Литературная критика

Челкаш №20. Правда и сострадание (окончание)

(02/11/2004)

В том-то и дело, что гимн Сатина Человеку это смертный приговор
реальным «людям». Его тост за Человека это поминальный стакан
за Барона, Настю и... Актера. После того, как произносится этот
возвышенный монолог и выпивается за Человека, происходит следующее.

«А к т е р. Татарин! (Пауза.) Князь!

(Татарин поворачивает голову.)

А к т е р. За меня... помолись...

Т а т а р и н (помолчав). Сам молись...

А к т е р (быстро слезает с печи, подходит к столу, дрожащей рукой
наливает стакан водки, пьет и – почти бежит – в сени.) Ушел!

С а т и н. Эй ты, сикамбр! Куда?»

Понятно – куда? Вешаться... Последним словом пьесы, после монолога
Сатина и каторжной песни («Солнце всходит и заходит, а в тюрьме
моей темно») является самоубийство Актера, которому Сатин, воспев
Человека как идеал будущего бунта против Бога, отказал в праве
на жизнь.

Не Лука виноват в том, что Актер повесился. Сатин... Лука жалел
обитателей ночлежки, потому что они люди конченные. Дело не в
том, что для Актера нет в России лечебницы, а в том, что Актер
это «бывший человек», а грядет новая мораль, в которой «бывшим»
нету места.

Иннокентий Анненский проницательно заметил это, написав: «Читая
ее (пьесу – П. Б.), думаешь не о действительности и прошлом, а
об этике будущего...» И в той же статье о «На дне» он задает вопрос:
«Ах, Горький-Сатин! Не будет ли тебе безмерно одиноко на этой
земле?»

Этот вопрос звучит как будто странно, ибо Сатин говорит как раз
о «совокупном» Человеке, о «восстании масс», выражаясь словами
Ортеги-и-Гассета. Какое же тут одиночество? Но в том-то и дело,
что «совокупный» Человек, как отвлеченный идеал, как цель будущего,
не менее, а как раз более одинок, чем многие из «людей».

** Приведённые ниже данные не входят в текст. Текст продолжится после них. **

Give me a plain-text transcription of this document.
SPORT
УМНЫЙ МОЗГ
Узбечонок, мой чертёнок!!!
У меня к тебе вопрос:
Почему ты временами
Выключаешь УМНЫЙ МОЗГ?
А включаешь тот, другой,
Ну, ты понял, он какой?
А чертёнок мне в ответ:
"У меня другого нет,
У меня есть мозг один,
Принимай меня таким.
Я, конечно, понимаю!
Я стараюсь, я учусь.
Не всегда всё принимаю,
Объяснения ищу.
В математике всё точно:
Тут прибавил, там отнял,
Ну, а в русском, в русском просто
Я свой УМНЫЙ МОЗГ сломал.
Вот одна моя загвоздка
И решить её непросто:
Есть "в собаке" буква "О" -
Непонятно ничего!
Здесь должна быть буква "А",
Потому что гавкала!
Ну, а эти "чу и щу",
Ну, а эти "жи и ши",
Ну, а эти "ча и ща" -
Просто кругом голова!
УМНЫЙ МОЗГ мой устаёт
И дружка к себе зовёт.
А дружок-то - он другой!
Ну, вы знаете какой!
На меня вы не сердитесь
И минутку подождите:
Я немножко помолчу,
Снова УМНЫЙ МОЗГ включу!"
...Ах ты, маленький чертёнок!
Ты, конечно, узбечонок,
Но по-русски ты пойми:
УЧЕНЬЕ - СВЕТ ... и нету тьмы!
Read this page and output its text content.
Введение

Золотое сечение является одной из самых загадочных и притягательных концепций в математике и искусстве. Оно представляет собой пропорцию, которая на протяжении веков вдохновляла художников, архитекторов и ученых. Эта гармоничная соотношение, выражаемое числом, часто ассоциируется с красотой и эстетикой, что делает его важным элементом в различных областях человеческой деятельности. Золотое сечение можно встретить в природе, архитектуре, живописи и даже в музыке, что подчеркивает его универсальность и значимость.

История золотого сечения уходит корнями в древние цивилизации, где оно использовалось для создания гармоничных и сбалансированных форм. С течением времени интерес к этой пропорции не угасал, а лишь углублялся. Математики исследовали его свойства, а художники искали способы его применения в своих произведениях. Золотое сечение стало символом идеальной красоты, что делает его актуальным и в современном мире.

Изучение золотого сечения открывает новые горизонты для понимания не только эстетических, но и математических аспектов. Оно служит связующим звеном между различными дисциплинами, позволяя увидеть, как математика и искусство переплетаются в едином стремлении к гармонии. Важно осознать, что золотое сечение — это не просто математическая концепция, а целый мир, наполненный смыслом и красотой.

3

Фигура, нарисованная в воздухе Сатиным, висит в пустоте. И в такой
же пустоте зашагает гордый Человек Горького из поэмы «Человек».

«Затерянный среди пустынь вселенной, один на маленьком куске земли,
несущемся с неуловимой быстротою куда-то в глубь безмерного пространства,
терзаемый мучительным вопросом – зачем он существует? – он мужественно
движется – вперед! И – выше! – по пути к победам над всеми тайнами
земли и неба».

Куда уж горше одиночество! Но именно это и есть тот «совокупный»
Человек, за которого Сатин торжественно поднимал стакан водки,
провожая в «последний путь» не только Актера, но и себя, и всех
обитателей ночлежки. Тех, кого «пожалел» Горький-Лука, Горький-Сатин
красиво «отпел».

О-о, они прекрасно поняли друг друга! Жалко «людей»? Конечно!
«Все черненькие, все прыгают». Все «уважения» или хотя бы «жалости»
просят.

«Жалости» - да сколько угодно! Но уважения – ни-ни! «Дубье...
молчать о старике! (Спокойнее.) Ты, Барон, - всех хуже!.. Ты –
ничего не понимаешь... и врешь! Старик – не шарлатан! Что такое
– правда? Человек – вот правда! Он это понимал... вы – нет! Вы
– тупы, как кирпичи».

«Вы – все – скоты!» Вот вам и вся правда.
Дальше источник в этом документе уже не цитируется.